As a traveler's insurance company regional vice president said to me recently, “Price is table stakes.” The problem for commercial lines agencies is the cost of preparing multiple submissions and proposals every year for every client can quickly eat up agency profits. So, how does one deal with that?
The right carriers
In order to maintain an acceptable level of profit, insurance agencies are increasingly realizing that they must select insurance carriers for representation for business placement based on the cost of doing business with that carrier. This requires that the agent not just take the carrier's word for it, but actually analyze their own experience with pass-through rates, speed to issue, and ease of use of systems as primary decision criteria around carrier representation along with market competitiveness, commission payments, and profit-sharing agreements.

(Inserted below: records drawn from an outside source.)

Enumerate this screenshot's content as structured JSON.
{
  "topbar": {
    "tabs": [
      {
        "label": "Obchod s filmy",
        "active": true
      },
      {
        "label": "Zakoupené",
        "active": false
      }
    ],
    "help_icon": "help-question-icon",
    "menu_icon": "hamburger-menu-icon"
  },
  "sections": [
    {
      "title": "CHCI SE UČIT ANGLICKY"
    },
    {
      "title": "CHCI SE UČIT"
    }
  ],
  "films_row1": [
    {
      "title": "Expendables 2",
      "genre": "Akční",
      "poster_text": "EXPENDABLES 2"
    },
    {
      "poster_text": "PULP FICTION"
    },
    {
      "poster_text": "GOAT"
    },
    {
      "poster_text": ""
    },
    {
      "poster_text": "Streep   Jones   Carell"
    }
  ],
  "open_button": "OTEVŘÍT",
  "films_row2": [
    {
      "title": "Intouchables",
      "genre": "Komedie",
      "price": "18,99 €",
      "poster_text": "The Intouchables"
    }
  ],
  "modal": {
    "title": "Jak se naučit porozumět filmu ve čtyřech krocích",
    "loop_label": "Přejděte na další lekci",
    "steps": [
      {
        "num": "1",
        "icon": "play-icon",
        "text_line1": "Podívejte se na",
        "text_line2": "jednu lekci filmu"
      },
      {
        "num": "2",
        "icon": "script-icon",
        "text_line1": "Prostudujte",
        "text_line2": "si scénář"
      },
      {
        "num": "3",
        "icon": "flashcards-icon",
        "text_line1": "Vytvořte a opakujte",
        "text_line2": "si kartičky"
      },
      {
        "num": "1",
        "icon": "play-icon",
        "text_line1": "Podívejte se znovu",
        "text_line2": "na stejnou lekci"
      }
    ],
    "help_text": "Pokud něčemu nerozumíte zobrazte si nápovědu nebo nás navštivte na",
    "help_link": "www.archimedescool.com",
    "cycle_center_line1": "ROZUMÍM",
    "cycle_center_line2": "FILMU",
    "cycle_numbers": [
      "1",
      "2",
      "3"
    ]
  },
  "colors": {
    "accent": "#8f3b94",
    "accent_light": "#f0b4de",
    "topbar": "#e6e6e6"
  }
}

Agencies eagerly await comparative rating systems for commercial insurance. Within the next 36 months, those systems will be widely adopted by agencies seeking to lower their costs and maintain their forward momentum and growth. There are already systems available in early stages, and companies like Tarmika are rapidly making grounds using machine learning, artificial intelligence, and industry experience to develop systems that promised a lower cost increase speed for agents.
Agencies must constantly analyze their cost data and production results in order to make decisions about which systems to implement.
We’re not yet in a future of connected cars and AI, but our very human intelligence can use the available data to make better decisions.